Thirty-one CD patients who had ileocolic resection within the past 4 weeks were randomly assigned to scheduled IFX at 5 mg/kg intravenously every 8 weeks for 36 months (n = 15) or without IFX (control, n = 16). All patients were treated without immunomodulator or corticosteroid following surgery. The primary and secondary endpoints were remission rates at 12 and 36 months, defined as CD Activity Index (CDAI) ≤150, an International Organization for the Study of Inflammatory Bowel Disease (IOIBD) score <2, and C-reactive protein (CRP) <0.3 mg/dL. Additionally, endoscopic recurrences at 12 and 36 months were evaluated.

RESULTS

At 12 and 36 months, 100%, and 93.3% of patients in the IFX group were in remission (IOIBD <2), respectively vs. 68.8% and 56.3% in the control arm (P < 0.03). Similarly, 86.7% and 86.7% of patients in the IFX group maintained serological remission (CRP <0.3 mg/dL) vs. 37.5% and 37.5% in the control arm (P < 0.02).
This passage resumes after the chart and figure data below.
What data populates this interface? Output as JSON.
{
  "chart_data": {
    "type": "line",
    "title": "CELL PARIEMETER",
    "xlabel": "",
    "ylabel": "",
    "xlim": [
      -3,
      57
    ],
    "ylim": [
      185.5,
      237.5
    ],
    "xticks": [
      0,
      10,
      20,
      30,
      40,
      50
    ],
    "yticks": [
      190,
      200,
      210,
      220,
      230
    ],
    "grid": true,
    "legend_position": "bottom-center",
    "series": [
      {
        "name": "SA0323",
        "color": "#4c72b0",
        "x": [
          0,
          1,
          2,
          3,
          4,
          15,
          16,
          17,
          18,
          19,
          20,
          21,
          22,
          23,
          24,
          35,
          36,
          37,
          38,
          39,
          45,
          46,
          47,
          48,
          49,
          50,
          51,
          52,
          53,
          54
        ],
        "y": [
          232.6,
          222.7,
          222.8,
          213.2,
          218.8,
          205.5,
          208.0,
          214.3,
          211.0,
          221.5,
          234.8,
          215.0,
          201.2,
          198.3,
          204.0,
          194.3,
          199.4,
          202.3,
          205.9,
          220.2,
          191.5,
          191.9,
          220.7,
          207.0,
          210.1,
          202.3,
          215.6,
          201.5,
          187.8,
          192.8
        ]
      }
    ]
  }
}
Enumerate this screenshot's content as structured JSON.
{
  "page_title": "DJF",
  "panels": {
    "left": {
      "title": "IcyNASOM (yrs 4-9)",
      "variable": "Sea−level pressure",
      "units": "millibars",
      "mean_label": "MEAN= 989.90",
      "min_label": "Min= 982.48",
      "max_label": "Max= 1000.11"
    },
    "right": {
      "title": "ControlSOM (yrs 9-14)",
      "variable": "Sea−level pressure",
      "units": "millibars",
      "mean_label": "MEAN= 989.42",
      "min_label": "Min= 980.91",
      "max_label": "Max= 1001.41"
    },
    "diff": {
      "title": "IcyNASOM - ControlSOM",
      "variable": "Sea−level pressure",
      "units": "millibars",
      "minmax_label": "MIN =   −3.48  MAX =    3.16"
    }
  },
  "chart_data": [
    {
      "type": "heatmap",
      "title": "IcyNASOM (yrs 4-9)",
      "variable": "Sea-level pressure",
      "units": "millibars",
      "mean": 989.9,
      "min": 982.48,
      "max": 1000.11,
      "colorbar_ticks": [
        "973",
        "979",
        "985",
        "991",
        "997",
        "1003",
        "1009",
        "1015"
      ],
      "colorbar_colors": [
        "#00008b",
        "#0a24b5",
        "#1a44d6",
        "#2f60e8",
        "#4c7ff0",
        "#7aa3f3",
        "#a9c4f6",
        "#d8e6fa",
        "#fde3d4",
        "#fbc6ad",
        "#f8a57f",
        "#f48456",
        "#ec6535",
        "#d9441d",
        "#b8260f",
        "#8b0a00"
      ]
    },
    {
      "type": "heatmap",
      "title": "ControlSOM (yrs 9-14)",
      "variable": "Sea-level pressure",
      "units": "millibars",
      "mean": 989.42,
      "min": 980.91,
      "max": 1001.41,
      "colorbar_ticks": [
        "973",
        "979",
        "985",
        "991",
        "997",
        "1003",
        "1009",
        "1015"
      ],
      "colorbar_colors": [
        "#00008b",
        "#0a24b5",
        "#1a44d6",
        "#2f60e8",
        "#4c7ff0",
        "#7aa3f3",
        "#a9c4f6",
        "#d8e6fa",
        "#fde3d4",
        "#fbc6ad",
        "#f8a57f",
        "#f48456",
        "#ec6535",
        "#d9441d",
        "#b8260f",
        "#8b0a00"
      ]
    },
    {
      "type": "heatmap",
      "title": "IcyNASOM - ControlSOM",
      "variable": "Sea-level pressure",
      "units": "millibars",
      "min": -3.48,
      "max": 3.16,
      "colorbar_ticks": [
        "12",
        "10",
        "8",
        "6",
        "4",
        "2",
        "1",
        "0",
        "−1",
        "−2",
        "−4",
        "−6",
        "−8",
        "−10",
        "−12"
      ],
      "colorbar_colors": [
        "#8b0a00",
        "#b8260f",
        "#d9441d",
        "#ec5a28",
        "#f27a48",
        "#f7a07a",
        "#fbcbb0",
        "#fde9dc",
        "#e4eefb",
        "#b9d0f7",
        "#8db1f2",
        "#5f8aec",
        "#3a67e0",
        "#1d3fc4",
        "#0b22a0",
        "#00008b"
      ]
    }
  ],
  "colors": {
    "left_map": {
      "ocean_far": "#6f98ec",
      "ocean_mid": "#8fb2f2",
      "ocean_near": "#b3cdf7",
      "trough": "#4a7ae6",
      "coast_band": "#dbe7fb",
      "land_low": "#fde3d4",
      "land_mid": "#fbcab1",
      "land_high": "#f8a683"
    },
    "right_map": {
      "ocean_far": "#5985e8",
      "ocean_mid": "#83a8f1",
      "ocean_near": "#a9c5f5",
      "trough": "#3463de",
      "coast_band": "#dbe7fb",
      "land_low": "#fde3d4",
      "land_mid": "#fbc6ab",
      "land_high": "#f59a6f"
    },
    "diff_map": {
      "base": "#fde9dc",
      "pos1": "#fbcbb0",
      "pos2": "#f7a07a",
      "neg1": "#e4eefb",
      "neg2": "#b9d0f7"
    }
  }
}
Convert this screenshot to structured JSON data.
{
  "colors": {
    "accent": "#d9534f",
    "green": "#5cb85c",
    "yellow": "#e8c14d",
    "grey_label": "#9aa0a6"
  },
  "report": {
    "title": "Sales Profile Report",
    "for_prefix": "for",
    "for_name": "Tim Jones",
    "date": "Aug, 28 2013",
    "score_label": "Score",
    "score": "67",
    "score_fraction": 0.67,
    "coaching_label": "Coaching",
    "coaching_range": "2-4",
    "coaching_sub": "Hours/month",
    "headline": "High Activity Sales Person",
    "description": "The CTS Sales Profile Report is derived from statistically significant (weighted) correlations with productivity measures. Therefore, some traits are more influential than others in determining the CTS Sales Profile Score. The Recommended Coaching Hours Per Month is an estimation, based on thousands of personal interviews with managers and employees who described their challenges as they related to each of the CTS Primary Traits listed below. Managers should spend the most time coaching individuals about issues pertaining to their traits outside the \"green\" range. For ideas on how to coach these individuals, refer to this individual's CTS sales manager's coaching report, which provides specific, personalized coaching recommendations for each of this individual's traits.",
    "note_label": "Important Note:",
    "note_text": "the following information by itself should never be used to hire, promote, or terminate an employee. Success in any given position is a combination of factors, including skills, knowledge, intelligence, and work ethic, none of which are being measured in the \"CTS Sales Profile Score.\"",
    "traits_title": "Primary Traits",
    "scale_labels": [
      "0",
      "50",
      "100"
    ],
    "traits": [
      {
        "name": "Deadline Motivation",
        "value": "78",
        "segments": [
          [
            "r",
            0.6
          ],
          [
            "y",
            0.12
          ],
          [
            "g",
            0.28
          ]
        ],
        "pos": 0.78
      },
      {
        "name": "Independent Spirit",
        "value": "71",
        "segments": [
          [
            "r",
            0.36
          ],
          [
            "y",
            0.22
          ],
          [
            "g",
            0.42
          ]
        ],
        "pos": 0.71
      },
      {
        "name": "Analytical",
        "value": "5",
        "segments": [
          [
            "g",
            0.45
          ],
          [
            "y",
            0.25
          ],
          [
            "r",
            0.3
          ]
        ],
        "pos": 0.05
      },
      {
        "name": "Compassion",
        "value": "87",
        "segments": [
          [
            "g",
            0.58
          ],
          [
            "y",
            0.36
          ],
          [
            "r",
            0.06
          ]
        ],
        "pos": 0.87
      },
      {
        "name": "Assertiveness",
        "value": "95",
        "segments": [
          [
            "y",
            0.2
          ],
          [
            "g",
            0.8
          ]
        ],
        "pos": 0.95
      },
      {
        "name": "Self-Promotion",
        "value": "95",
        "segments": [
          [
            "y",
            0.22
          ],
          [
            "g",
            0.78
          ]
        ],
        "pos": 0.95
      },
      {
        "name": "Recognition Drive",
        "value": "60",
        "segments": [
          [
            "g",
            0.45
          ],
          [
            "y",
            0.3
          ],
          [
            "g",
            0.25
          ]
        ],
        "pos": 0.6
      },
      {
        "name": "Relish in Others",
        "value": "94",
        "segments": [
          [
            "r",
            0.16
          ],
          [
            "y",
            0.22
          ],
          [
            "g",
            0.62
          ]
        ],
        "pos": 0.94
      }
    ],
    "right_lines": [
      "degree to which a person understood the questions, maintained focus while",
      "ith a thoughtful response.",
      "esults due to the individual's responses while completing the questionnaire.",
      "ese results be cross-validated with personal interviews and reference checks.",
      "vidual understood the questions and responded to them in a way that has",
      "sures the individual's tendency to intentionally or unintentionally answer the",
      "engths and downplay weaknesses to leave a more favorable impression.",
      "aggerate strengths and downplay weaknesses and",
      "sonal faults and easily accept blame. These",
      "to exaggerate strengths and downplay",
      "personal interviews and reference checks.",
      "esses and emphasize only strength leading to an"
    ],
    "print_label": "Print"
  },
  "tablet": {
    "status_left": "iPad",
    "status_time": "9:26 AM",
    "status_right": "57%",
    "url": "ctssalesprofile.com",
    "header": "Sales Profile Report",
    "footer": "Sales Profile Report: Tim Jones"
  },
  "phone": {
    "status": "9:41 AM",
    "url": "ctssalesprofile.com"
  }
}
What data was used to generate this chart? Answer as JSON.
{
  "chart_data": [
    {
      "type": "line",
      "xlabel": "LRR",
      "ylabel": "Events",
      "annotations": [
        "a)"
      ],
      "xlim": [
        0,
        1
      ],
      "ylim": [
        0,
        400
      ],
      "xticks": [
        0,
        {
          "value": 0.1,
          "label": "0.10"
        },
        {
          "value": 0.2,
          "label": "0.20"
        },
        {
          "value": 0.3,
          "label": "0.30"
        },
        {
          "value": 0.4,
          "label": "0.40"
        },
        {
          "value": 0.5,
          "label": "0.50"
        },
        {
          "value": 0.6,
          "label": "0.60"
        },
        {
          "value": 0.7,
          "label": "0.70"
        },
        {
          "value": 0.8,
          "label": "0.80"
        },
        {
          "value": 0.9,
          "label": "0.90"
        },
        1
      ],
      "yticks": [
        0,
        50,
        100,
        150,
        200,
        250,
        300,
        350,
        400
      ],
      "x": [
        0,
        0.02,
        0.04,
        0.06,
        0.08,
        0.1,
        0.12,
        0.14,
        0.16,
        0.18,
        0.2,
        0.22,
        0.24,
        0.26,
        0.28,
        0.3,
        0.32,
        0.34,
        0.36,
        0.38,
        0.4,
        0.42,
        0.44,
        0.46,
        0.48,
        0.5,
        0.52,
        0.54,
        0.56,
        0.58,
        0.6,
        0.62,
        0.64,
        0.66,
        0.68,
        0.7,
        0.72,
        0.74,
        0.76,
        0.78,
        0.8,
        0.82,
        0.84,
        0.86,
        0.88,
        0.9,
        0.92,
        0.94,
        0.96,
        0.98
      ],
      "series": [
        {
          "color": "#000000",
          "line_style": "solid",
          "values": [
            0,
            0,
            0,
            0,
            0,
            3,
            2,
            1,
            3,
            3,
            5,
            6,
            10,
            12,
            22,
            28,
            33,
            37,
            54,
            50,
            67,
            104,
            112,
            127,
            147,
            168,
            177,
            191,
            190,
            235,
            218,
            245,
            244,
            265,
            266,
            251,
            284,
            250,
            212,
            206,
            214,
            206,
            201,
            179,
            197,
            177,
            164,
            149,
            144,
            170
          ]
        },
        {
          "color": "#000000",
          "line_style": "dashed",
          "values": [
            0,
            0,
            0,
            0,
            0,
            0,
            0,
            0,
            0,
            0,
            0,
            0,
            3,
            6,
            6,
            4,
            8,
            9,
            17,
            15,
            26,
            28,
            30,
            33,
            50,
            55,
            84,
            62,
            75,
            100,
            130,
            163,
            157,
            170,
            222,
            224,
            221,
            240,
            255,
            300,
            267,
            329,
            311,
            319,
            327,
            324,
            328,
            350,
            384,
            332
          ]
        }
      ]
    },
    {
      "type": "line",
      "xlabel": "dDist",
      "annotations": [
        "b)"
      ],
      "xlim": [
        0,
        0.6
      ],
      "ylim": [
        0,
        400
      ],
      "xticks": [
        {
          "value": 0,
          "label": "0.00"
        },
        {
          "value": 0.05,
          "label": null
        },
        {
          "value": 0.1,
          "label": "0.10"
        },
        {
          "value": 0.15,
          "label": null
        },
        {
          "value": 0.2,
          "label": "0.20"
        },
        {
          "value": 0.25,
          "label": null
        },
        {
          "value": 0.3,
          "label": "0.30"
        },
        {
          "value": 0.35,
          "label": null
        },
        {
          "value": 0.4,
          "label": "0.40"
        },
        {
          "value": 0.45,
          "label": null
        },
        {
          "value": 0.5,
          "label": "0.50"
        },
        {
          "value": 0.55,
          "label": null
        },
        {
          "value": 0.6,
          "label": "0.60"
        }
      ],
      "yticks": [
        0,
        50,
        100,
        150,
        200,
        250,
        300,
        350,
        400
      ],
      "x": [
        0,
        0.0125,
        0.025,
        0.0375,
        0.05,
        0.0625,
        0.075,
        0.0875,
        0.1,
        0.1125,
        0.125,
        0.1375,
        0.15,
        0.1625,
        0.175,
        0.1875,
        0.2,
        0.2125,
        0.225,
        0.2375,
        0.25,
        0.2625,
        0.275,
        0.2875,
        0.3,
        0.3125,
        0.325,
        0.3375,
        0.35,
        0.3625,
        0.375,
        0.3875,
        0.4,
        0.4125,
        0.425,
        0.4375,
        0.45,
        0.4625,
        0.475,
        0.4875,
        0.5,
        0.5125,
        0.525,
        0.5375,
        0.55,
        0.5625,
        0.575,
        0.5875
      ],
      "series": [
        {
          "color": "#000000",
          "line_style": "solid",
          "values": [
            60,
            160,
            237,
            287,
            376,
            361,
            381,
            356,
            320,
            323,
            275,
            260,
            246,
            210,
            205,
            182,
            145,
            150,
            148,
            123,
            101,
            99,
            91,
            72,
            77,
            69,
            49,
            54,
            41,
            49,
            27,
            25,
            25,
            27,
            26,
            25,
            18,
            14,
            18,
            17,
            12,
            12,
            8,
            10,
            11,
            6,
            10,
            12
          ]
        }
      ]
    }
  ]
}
Further, the IFX group achieved higher endoscopic remission at 12 months, 78.6% vs. 18.8% (P = 0.004). However, in the Kaplan-Meier survival analysis the CDAI scores between the two arms were not significantly different either at 12 or at 36 months. No adverse event (AE) was observed.

CONCLUSIONS

An early intervention with IFX monotherapy should prevent clinical, serological, and endoscopic CD recurrence following ileocolic resection. Thiopurine naivety and eliminating the initial loading dose of IFX might minimize serious AEs.

摘要

背景

英夫利昔单抗(IFX)可有效诱导缓解并维持克罗恩病(CD)。本试验评估了计划维持 IFX 单药治疗预防术后 CD 复发的疗效。

方法

31 例在过去 4 周内接受回结肠切除术的 CD 患者被随机分为静脉注射 5mg/kgIFX 每 8 周 1 次,共 36 个月(n=15)或不使用 IFX(对照组,n=16)。所有患者术后均不使用免疫调节剂或皮质类固醇治疗。主要和次要终点为 12 个月和 36 个月时的缓解率,定义为 CD 活动指数(CDAI)≤150、国际炎症性肠病组织(IOIBD)评分<2 和 C 反应蛋白(CRP)<0.3mg/dL。此外,还评估了 12 个月和 36 个月时的内镜复发情况。

结果

在 12 个月和 36 个月时,IFX 组的患者分别有 100%和 93.3%达到缓解(IOIBD<2),而对照组分别为 68.8%和 56.3%(P<0.03)。同样,IFX 组分别有 86.7%和 86.7%的患者维持血清学缓解(CRP<0.3mg/dL),而对照组分别为 37.5%和 37.5%(P<0.02)。此外,IFX 组在 12 个月时达到更高的内镜缓解率,为 78.6%,而对照组为 18.8%(P=0.004)。然而,在 Kaplan-Meier 生存分析中,两组的 CDAI 评分在 12 个月或 36 个月时均无显著差异。未观察到不良事件(AE)。

结论

在回结肠切除术后早期使用 IFX 单药治疗可以预防临床、血清学和内镜 CD 复发。硫嘌呤初治和消除 IFX 的初始负荷剂量可能会最大限度地减少严重 AE。